The Montana Cannabis Industry Association accepted Nathan Pierce’s resignation on May 6 upon learning that he had unresolved legal issues previously thought to be dismissed. The action was immediate in order not to distract from the collective mission to protect the medical cannabis program in Montana and stop the devastation that would be caused by SB 423.
Pierce used skills he cultivated with the Builders’ Association to create association documents such as bylaws and articles of incorporation back in February. After the passage of SB 423 on the last day of legislative session (April 28), he offered this administrative infrastructure (the organization) as a vehicle that could be used to run the effort to stop SB 423. He invited people to the Board who were willing and able to play professional hardball with those who would destroy Montanans’ access to medical cannabis.
This group of people met for the first time on April 29, within 24 hours after the passage of SB 423. Since then, we’ve set up communications networks, interviewed lawyers, hired a top shelf attorney, generated and submitted language to the Secretary of State for a referendum to stop SB 423 from going into effect, and have challenged the advertising ban slated to go into effect today. In these two weeks, we’ve traveled and talked to groups of concerned citizens in Kalispell and Bozeman. Missoula is tonight, and Billings is scheduled for next week. With your help, we’ve raised $50,000 for a retainer for our attorney Jim Goetz. All in two weeks.
Instead of reeling from what the legislature did to medical cannabis at 8:30 pm on a Thursday night, we set about deciding what to do about it and not to take it lying down by Friday afternoon. The MTCIA, as it is, was launched on April 29. Pierce resigned upon the group becoming aware of his unresolved issues on May 6.

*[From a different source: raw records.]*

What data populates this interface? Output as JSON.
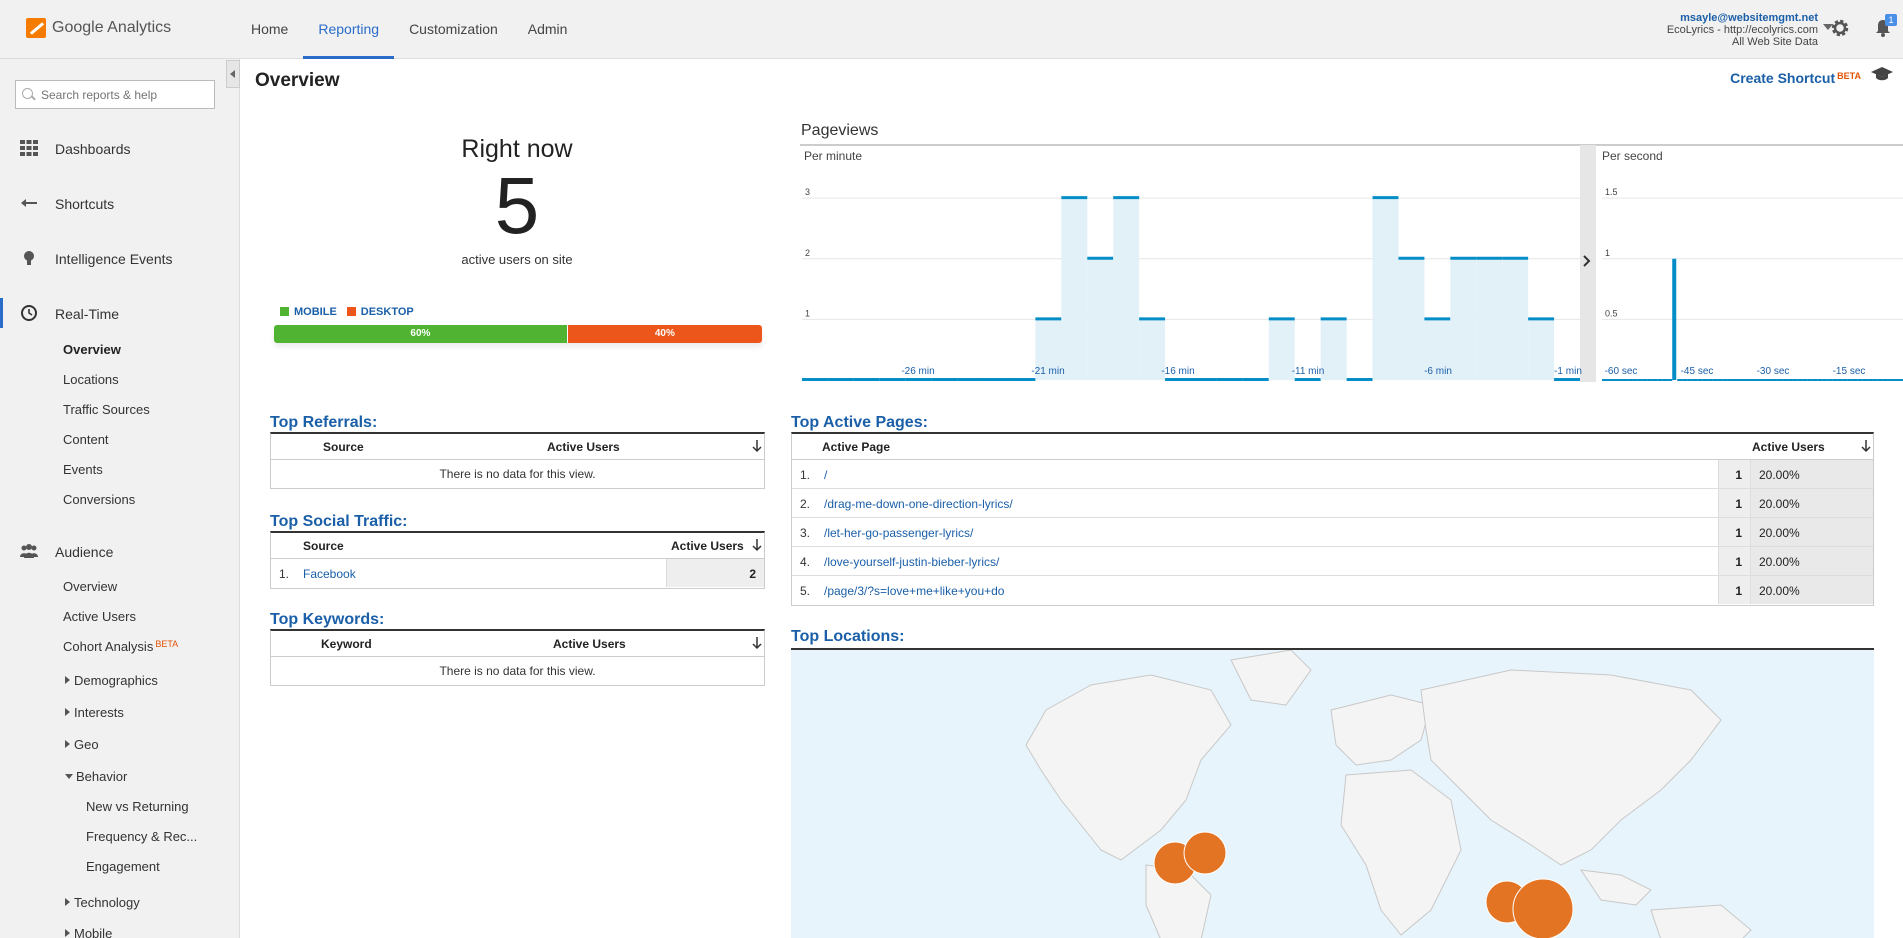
{
  "app": {
    "name": "Google Analytics"
  },
  "topnav": {
    "tabs": [
      {
        "label": "Home"
      },
      {
        "label": "Reporting"
      },
      {
        "label": "Customization"
      },
      {
        "label": "Admin"
      }
    ],
    "active": "Reporting"
  },
  "account": {
    "email": "msayle@websitemgmt.net",
    "property": "EcoLyrics - http://ecolyrics.com",
    "view": "All Web Site Data"
  },
  "notifications": {
    "count": "1"
  },
  "sidebar": {
    "search_placeholder": "Search reports & help",
    "sections": [
      {
        "label": "Dashboards"
      },
      {
        "label": "Shortcuts"
      },
      {
        "label": "Intelligence Events"
      },
      {
        "label": "Real-Time"
      },
      {
        "label": "Audience"
      }
    ],
    "realtime_items": [
      "Overview",
      "Locations",
      "Traffic Sources",
      "Content",
      "Events",
      "Conversions"
    ],
    "audience_items": [
      "Overview",
      "Active Users",
      "Cohort Analysis"
    ],
    "beta_label": "BETA",
    "audience_groups": [
      "Demographics",
      "Interests",
      "Geo",
      "Behavior"
    ],
    "behavior_items": [
      "New vs Returning",
      "Frequency & Rec...",
      "Engagement"
    ],
    "more_groups": [
      "Technology",
      "Mobile"
    ]
  },
  "main": {
    "title": "Overview",
    "create_shortcut": "Create Shortcut",
    "beta": "BETA",
    "right_now": {
      "heading": "Right now",
      "count": "5",
      "sub": "active users on site"
    },
    "devices": {
      "legend": [
        {
          "label": "MOBILE",
          "color": "#50b432"
        },
        {
          "label": "DESKTOP",
          "color": "#ed561b"
        }
      ],
      "mobile_pct": 60,
      "desktop_pct": 40,
      "mobile_label": "60%",
      "desktop_label": "40%"
    },
    "pageviews": {
      "title": "Pageviews",
      "per_minute": "Per minute",
      "per_second": "Per second"
    },
    "top_referrals": {
      "title": "Top Referrals:",
      "col_source": "Source",
      "col_users": "Active Users",
      "nodata": "There is no data for this view."
    },
    "top_social": {
      "title": "Top Social Traffic:",
      "col_source": "Source",
      "col_users": "Active Users",
      "rows": [
        {
          "num": "1.",
          "source": "Facebook",
          "users": "2"
        }
      ]
    },
    "top_keywords": {
      "title": "Top Keywords:",
      "col_keyword": "Keyword",
      "col_users": "Active Users",
      "nodata": "There is no data for this view."
    },
    "top_pages": {
      "title": "Top Active Pages:",
      "col_page": "Active Page",
      "col_users": "Active Users",
      "rows": [
        {
          "num": "1.",
          "page": "/",
          "users": "1",
          "pct": "20.00%"
        },
        {
          "num": "2.",
          "page": "/drag-me-down-one-direction-lyrics/",
          "users": "1",
          "pct": "20.00%"
        },
        {
          "num": "3.",
          "page": "/let-her-go-passenger-lyrics/",
          "users": "1",
          "pct": "20.00%"
        },
        {
          "num": "4.",
          "page": "/love-yourself-justin-bieber-lyrics/",
          "users": "1",
          "pct": "20.00%"
        },
        {
          "num": "5.",
          "page": "/page/3/?s=love+me+like+you+do",
          "users": "1",
          "pct": "20.00%"
        }
      ]
    },
    "top_locations": {
      "title": "Top Locations:"
    }
  },
  "chart_data": [
    {
      "type": "bar",
      "title": "Pageviews",
      "subtitle": "Per minute",
      "xlabel": "",
      "ylabel": "",
      "ylim": [
        0,
        3.2
      ],
      "yticks": [
        "1",
        "2",
        "3"
      ],
      "xticks": [
        "-26 min",
        "-21 min",
        "-16 min",
        "-11 min",
        "-6 min",
        "-1 min"
      ],
      "values": [
        0,
        0,
        0,
        0,
        0,
        0,
        0,
        0,
        0,
        1,
        3,
        2,
        3,
        1,
        0,
        0,
        0,
        0,
        1,
        0,
        1,
        0,
        3,
        2,
        1,
        2,
        2,
        2,
        1,
        0
      ],
      "color": "#058dc7"
    },
    {
      "type": "bar",
      "title": "Pageviews",
      "subtitle": "Per second",
      "ylim": [
        0,
        1.6
      ],
      "yticks": [
        "0.5",
        "1",
        "1.5"
      ],
      "xticks": [
        "-60 sec",
        "-45 sec",
        "-30 sec",
        "-15 sec"
      ],
      "values": [
        0,
        0,
        0,
        0,
        0,
        0,
        0,
        0,
        0,
        0,
        0,
        0,
        0,
        0,
        1,
        0,
        0,
        0,
        0,
        0,
        0,
        0,
        0,
        0,
        0,
        0,
        0,
        0,
        0,
        0,
        0,
        0,
        0,
        0,
        0,
        0,
        0,
        0,
        0,
        0,
        0,
        0,
        0,
        0,
        0,
        0,
        0,
        0,
        0,
        0,
        0,
        0,
        0,
        0,
        0,
        0,
        0,
        0,
        0,
        0
      ],
      "color": "#058dc7"
    }
  ]
}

We want you to know we acknowledge concerns about putting the best face of the movement forward which is why we acted immediately. Just as Pierce’s resignation was important if we are to keep our focus, so is it imperative that we not keep looking at a matter that’s been promptly addressed, but that we instead remain focused on our mission. Pierce exited an organization he founded because the mission is so important. What we give our attention to builds towards what we want.
The MTCIA is committed to keeping our immediate focus on safe access and respect for the democratic process and the will of the people.